Der Tanz steht natürlich im Vordergrund dieses Abends. Anne Teresa De Keersmaeker versucht nicht, eine Geschichte zu erzählen, sondern lässt sich von der Musik inspirieren. Oftmals wirken die Tänzer*innen als ob ihnen die Musik Flügel verleiht oder sie liegen einfach „nur“ auf der Bühne und lauschen den ausgezeichneten Musiker*innen. In ihrer Choreografie arbeitet Keersmaeker – wie gewohnt – streng mathematisch und auch nach musikalischen Formen. Da pflanzen sich Bewegungsmotive unter den Tänzer*innen fort, werden im Kanon getanzt oder wiederholen sich in unterschiedlichen Tempi.

Das Bewegungsmaterial wirkt vertraut und doch neu: es gibt viele kleine Hüpfer, Drehungen, die Arme haben eine wichtige Bedeutung, manchmal wird auf der Bühne einfach nur gegangen oder gelaufen. Die ausgezeichneten Tänzer*innen kommen immer wieder in anderen Konstellationen zusammen: Der erste und dritte Teil sind von Gruppenchoreografien geprägt, während im zweiten Teil jeder Satz als Solo konzipiert ist. Alles fließt an diesem Abend sanft dahin, lullt ein bisschen ein und zieht dadurch aber immer mehr in das Stück hinein. Selbst die Stimmpausen zwischen den einzelnen Sätzen – jeder Satz wird von der Violine in einer anderen Stimmung gespielt – werden choreografisch gestaltet.

Harte Brüche gibt es zwischen den jeweiligen Teilen. So kommt nach dem ersten Teil etwas Discofeeling auf, wenn plötzlich Lynn Andersons „(I Never Promised You A) Rose Garden“ durch den Zuschauerraum dröhnt. Ein Theatergewitter unterbricht vor dem dritten Teil, musikalisch noch einmal umrahmt von Lynn Anderson sowie von Madonnas „Ray of Light“. Der Hintergrund für diese Brüche ist allerdings nicht wirklich erkennbar.

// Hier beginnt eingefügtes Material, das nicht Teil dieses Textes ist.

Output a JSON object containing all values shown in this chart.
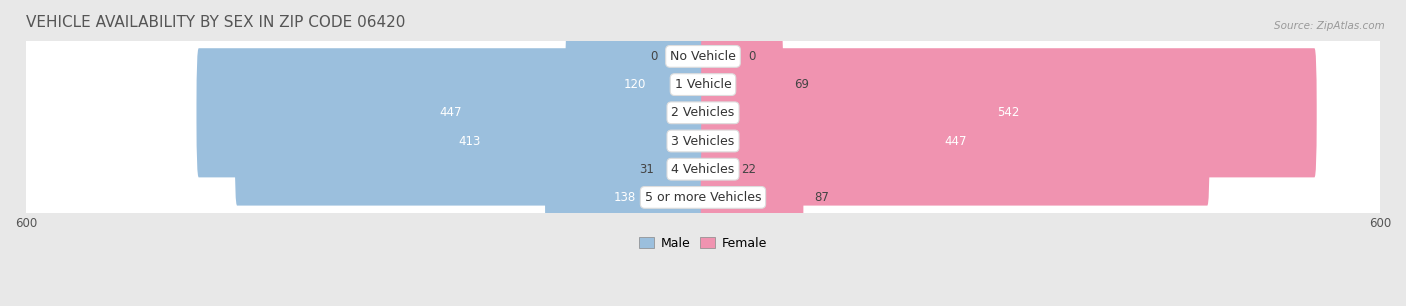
{
  "title": "VEHICLE AVAILABILITY BY SEX IN ZIP CODE 06420",
  "source": "Source: ZipAtlas.com",
  "categories": [
    "No Vehicle",
    "1 Vehicle",
    "2 Vehicles",
    "3 Vehicles",
    "4 Vehicles",
    "5 or more Vehicles"
  ],
  "male_values": [
    0,
    120,
    447,
    413,
    31,
    138
  ],
  "female_values": [
    0,
    69,
    542,
    447,
    22,
    87
  ],
  "male_color": "#9bbfdd",
  "female_color": "#f093b0",
  "male_label": "Male",
  "female_label": "Female",
  "x_max": 600,
  "bg_color": "#e8e8e8",
  "row_bg_color": "#f5f5f5",
  "title_fontsize": 11,
  "label_fontsize": 9,
  "value_fontsize": 8.5,
  "axis_label_fontsize": 8.5
}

Die hervorragenden Tänzer*innen von Keersmaeker Ensemble Rosas tragen viel zum Gelingen des Stücks bei. Mit ihrer starken Bühnenpräsenz wirkt die große Bühne auch bei den Soli nicht leer. Laut Programmheft sind es neun, die im Wechsel tanzen, bei dieser Vorstellung standen sieben auf der Bühne. Nach 135 Minuten wirken nicht nur die Tänzer*innen und Musiker*innen sondern auch das Publikum erschöpft. Dennoch gab es viel Applaus für diesen mystischen Abend.